Well, I guess the issue people have is that Muslims also believe that Jesus was directed by some "higher being". The main difference between Islam and Christianity is that Christians believe Jesus was literally the "Son of God' where Mulism view both Jesus and Mohammed as prophets (merely "messengers" of Gods teachings). So I would not class you as a "Christian' in the strictest sense!
I think I get the idea that you've read the Bible and find lot so of things there you can understand and relate to. I do not think religions hold sway over moral values, but I certainly understand that many people may want to express their moral/ethical position as being similar to the Christian values in the Bible (even if they disagree with some of them).
Honestly to me it sounds more like you are trying to look for a way to express that you find the basic "Christian" values, and some of the beliefs therein, close enough to your background and thoughts to say "I am roughly about this kind of area".
I think we all like to believe there may be some higher order and purpose to the universe. We console ourselves in different ways to this problem of our questioning human nature. I find the biggest problem is that many people who say they are "Christian" cannot really outline the kind of God they say they believe in. Some can. To me it doesn't really sound like you are describing a Deity but more of a universal rule. My own opinion here is obviously weighing in because I can interpret other views which I do not hold and reconcile them to my own view of existence.

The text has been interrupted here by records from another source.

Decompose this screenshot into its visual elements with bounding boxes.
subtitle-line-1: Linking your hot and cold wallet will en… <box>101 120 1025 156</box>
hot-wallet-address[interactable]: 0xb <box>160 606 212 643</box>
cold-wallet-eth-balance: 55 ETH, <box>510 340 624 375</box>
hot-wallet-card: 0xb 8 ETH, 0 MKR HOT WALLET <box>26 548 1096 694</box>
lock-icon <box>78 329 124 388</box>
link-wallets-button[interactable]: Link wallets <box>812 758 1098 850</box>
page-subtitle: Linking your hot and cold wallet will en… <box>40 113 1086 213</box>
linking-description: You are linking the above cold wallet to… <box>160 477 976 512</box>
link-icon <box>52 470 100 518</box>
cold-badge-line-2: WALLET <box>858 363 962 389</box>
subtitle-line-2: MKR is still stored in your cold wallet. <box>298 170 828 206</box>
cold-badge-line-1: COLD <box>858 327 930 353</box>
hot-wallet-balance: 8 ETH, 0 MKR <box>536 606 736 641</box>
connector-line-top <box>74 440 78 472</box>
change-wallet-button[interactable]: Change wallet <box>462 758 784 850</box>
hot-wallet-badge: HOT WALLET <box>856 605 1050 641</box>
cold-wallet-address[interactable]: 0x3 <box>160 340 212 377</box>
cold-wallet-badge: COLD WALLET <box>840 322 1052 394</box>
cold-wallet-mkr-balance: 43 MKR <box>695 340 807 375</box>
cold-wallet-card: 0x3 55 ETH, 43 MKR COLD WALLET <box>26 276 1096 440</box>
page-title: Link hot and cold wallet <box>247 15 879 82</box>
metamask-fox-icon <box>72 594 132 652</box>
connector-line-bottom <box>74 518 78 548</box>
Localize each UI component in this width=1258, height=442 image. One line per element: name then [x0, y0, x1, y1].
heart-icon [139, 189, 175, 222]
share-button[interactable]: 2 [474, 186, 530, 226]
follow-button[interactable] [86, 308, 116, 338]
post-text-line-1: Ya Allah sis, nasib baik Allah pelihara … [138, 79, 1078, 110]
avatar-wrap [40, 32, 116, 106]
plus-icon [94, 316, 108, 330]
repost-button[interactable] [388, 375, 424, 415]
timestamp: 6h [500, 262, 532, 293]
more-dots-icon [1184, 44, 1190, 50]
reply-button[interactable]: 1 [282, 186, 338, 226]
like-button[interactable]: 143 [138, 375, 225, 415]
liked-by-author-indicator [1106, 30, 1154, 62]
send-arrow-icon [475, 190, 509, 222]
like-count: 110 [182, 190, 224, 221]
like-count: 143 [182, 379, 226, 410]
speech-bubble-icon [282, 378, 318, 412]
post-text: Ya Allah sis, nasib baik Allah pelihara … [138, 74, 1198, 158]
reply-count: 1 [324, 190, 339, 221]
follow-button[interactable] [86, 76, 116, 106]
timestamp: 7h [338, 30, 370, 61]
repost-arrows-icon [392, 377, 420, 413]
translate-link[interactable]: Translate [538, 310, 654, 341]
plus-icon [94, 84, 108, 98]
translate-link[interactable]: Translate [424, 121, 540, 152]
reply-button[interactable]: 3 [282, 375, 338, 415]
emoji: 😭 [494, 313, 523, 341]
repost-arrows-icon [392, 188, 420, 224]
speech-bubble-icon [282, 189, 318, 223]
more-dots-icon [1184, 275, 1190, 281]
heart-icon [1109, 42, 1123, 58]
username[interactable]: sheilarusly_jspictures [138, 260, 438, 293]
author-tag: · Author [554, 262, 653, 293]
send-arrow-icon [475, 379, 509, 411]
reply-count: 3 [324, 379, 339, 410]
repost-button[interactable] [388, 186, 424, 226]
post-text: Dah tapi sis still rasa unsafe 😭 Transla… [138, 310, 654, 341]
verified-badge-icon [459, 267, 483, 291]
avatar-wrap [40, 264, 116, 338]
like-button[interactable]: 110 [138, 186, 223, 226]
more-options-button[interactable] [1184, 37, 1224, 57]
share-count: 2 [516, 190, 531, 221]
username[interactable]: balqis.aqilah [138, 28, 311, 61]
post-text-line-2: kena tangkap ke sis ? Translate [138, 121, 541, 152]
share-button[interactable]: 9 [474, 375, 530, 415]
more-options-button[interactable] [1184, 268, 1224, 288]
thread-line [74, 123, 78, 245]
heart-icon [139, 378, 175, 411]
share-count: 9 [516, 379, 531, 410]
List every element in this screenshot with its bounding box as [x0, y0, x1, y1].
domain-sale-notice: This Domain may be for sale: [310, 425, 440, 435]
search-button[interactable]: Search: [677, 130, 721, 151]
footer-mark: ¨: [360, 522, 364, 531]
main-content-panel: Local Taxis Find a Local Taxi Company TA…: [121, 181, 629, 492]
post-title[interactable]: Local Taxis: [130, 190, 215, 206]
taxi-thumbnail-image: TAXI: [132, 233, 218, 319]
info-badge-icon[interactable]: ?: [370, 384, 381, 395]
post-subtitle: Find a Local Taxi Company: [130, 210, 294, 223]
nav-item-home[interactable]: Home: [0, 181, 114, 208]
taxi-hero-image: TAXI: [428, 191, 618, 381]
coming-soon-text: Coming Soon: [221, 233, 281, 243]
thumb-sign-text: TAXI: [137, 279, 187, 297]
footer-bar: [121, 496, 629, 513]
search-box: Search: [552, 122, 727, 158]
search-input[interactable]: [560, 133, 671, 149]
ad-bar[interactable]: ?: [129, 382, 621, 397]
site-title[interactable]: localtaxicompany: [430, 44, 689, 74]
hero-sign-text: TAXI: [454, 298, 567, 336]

What you have laid out sounds much closer to Buddhism than to Christianity.
Now the problem I do believe that there is a higher power which directed the creation and order of our universe. I call that thing God.
But not higher "consciousness"? So you are expressing something, whatever it is, rather than an actual Deity. Even Hinduism stretches into this area, hence why Buddhism was birthed from it. They say "Brahma", which is not really a "Deity" per say, but rather a universal "force/entity". The confusion in understanding this is trying to appreciate how this "Brahma" is represented in many forms (numerous so called "gods"). It does not take a genius that these gods represent many different facets of human psychology and action, including war, death, birth, fertility, wisdom, etc.,.
If someone was to pin me down I would say I am Christian, Buddhism, Muslim, Taoist, Hindu, etc., and that it is a matter of how I console these various interpretations of wise (or otherwise!) and ancient sages that defines what I am. Given that in the Western world own cultural foundation is mostly based on Christian "traditions" (with obvious symbiosis with other pagan traditions brought into the cultural fold of the collective "Christian" ideal and geopolitical climate) we are all, atheist, theist or anti-theist, ALL entwined in a Judeo-Christian background in our language, science and political stance, generally speaking.
The problem of posting online is you don't know what others think about religion and others don't know your position. If you say "god" it is going to create a certain reaction in certain people. I try my hardest not to look at such utterings as meaning what you say above, because many Christians are rational and will get offended if harassed by trying to rationalize their beliefs (which by definition do not adhere to rationalization and are quite personal). Then there are those that wish to preach their "truth" as "The truth". Those are the ones that cause the most difficulty on forums for everyone be they religious or not.
I really enjoyed your post and hope many people read it. The simplistic answer from me is that in philosophical discussions you simply have to explain the details of your position if the topic comes up. Labels are merely there to help us get a general idea of what you mean. I think it is reasonable for you to say that you have a Christian upbringing/background (?) and that it is embedded in your cultural community, yet when it comes to defining "god" you're unable to adhere to more traditionalist views of "god" and that it is more of a placeholder, much like figuring out what we are doing in our lives and what we think is best, is a ongoing progression/digression (?) of being human.
My biggest annoyance in this topic is people calling themselves "atheist" when they are really "anti-theist". I have issues with "anti-theists" because they are pushing another idealistic notion of how people should behave and what they should believe. At the same time I also understand that rationalists want to fight against the institution of religion in general and its negative impacts in areas such as human rights, education and isolationism.
If you're not discussing theology just don't bring up the topic of "god" and religion unless it helps as a metaphor/analogy of the subject at hand. It is quite difficult to do this though but it can help curb the discussion from going off the rails like you mention.
To sum up, just say 'I equate myself with Chiristian traditions yet don't adhere to the more irrational views of some Christians in regards to science and rationalism. Just to be clear being religious does not mean you are incapable of rational discourse. Sadly there are people online who are religious who generally give others a bad name by their inept grasp on what warrants a logical and reasonable discussion rather than appealing to Biblical references. In ethics religion is a very rich topic. Historically religion was essentially humanities first communal "law giver". We learnt from nature what kills us and what doesn't and from there looked to unseen rules of nature to find a way to coexist and prosper on Earth (an ongoing project!)